Could the CNG system be damaged? Important questions to ask yourself are:
If any of these conditions are present the vehicle should be transported to a qualified CNG service facility without delay for inspection and so the fuel can be safely remove. It is not safe to store a damaged vehicle with possibly damaged cylinders or fuel lines until the fuel has been removed. DO NOT TRY TO VENT THE FUEL YOURSELF since special procedures and equipment are required. If the vehicle has an accessible manual fuel shutoff AND YOU ARE TRAINED TO USE IT, shut off the fuel supply from the cylinders to the rest of the CNG system. This will prevent any significant leakage of fuel if the downstream piping is damaged. This shutoff valve will not make a damaged cylinder safe so do not delay in having the cylinder inspected.

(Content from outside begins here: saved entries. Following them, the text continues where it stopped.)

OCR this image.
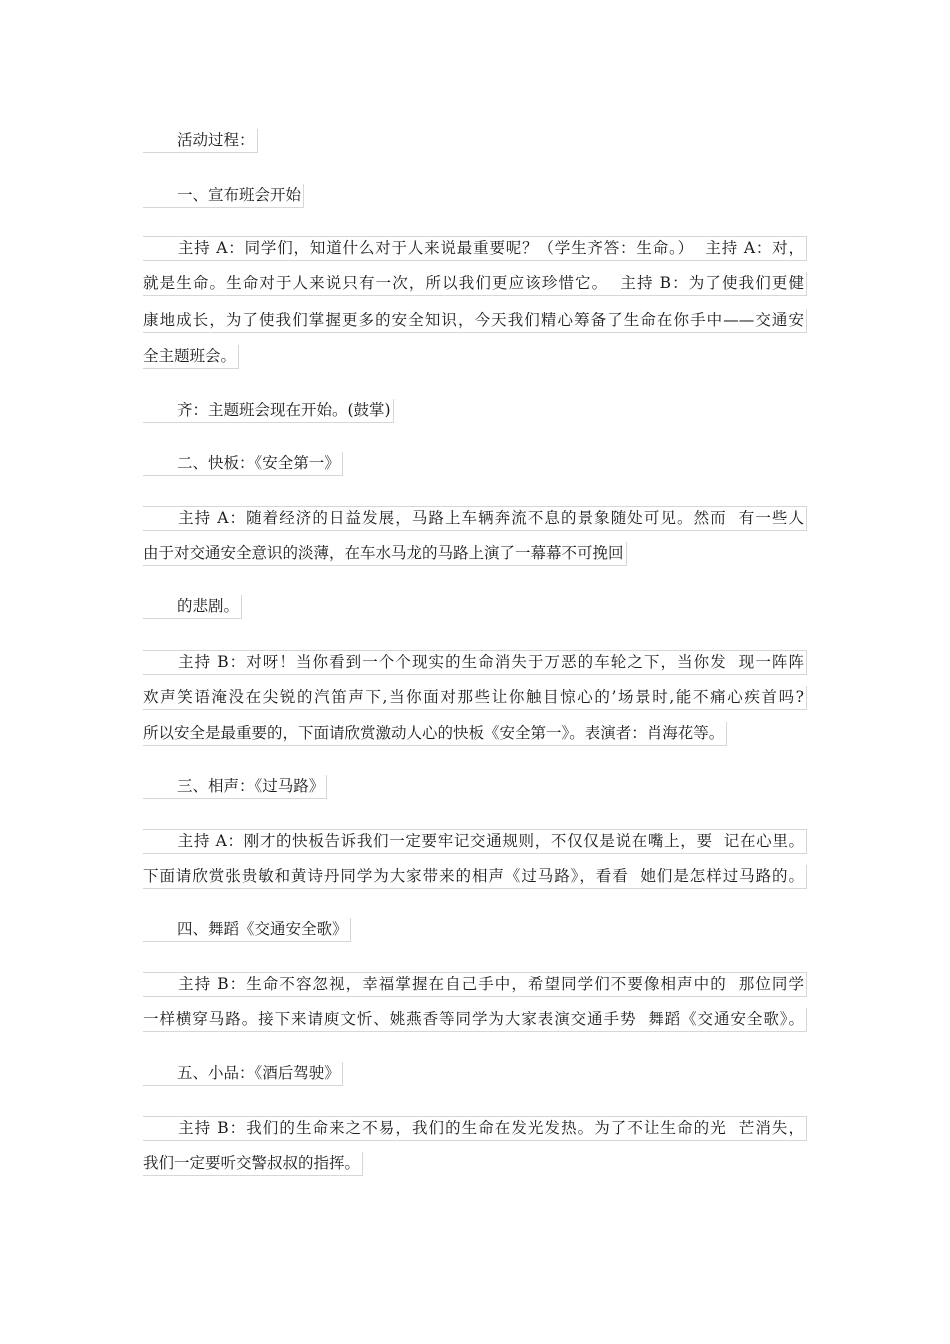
活动过程：
一、宣布班会开始
主持 A：同学们，知道什么对于人来说最重要呢？（学生齐答：生命。）  主持 A：对，
就是生命。生命对于人来说只有一次，所以我们更应该珍惜它。  主持 B：为了使我们更健
康地成长，为了使我们掌握更多的安全知识，今天我们精心筹备了生命在你手中——交通安
全主题班会。
齐：主题班会现在开始。(鼓掌)
二、快板：《安全第一》
主持 A：随着经济的日益发展，马路上车辆奔流不息的景象随处可见。然而  有一些人
由于对交通安全意识的淡薄，在车水马龙的马路上演了一幕幕不可挽回
的悲剧。
主持 B：对呀！当你看到一个个现实的生命消失于万恶的车轮之下，当你发  现一阵阵
欢声笑语淹没在尖锐的汽笛声下,当你面对那些让你触目惊心的’场景时,能不痛心疾首吗?
所以安全是最重要的，下面请欣赏激动人心的快板《安全第一》。表演者：肖海花等。
三、相声：《过马路》
主持 A：刚才的快板告诉我们一定要牢记交通规则，不仅仅是说在嘴上，要  记在心里。
下面请欣赏张贵敏和黄诗丹同学为大家带来的相声《过马路》，看看  她们是怎样过马路的。
四、舞蹈《交通安全歌》
主持 B：生命不容忽视，幸福掌握在自己手中，希望同学们不要像相声中的  那位同学
一样横穿马路。接下来请庾文忻、姚燕香等同学为大家表演交通手势  舞蹈《交通安全歌》。
五、小品：《酒后驾驶》
主持 B：我们的生命来之不易，我们的生命在发光发热。为了不让生命的光  芒消失，
我们一定要听交警叔叔的指挥。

Why use a qualified NGV service facility? Always use a qualified CNG service facility. There are a number of special safety and operating features in CNG fuel systems that require special training and special tools in order to remove the fuel and perform service. Do not attempt to remove the fuel yourself because you may cause a more serious accident or may only think the fuel has completely been removed when it is really still in the cylinder. A qualified service facility may be able to determine that the cylinders and piping are not damaged without removing the fuel. Collision insurance typically will pay for these necessary post-collision services and repairs, but a deductible may apply.
Tell the service technician of anything unique Always tell the service facility about any possible chemical spills on a cylinder. Damage from harmful chemicals may not be apparent during a general inspection, so special procedures are necessary if the accident involved chemicals.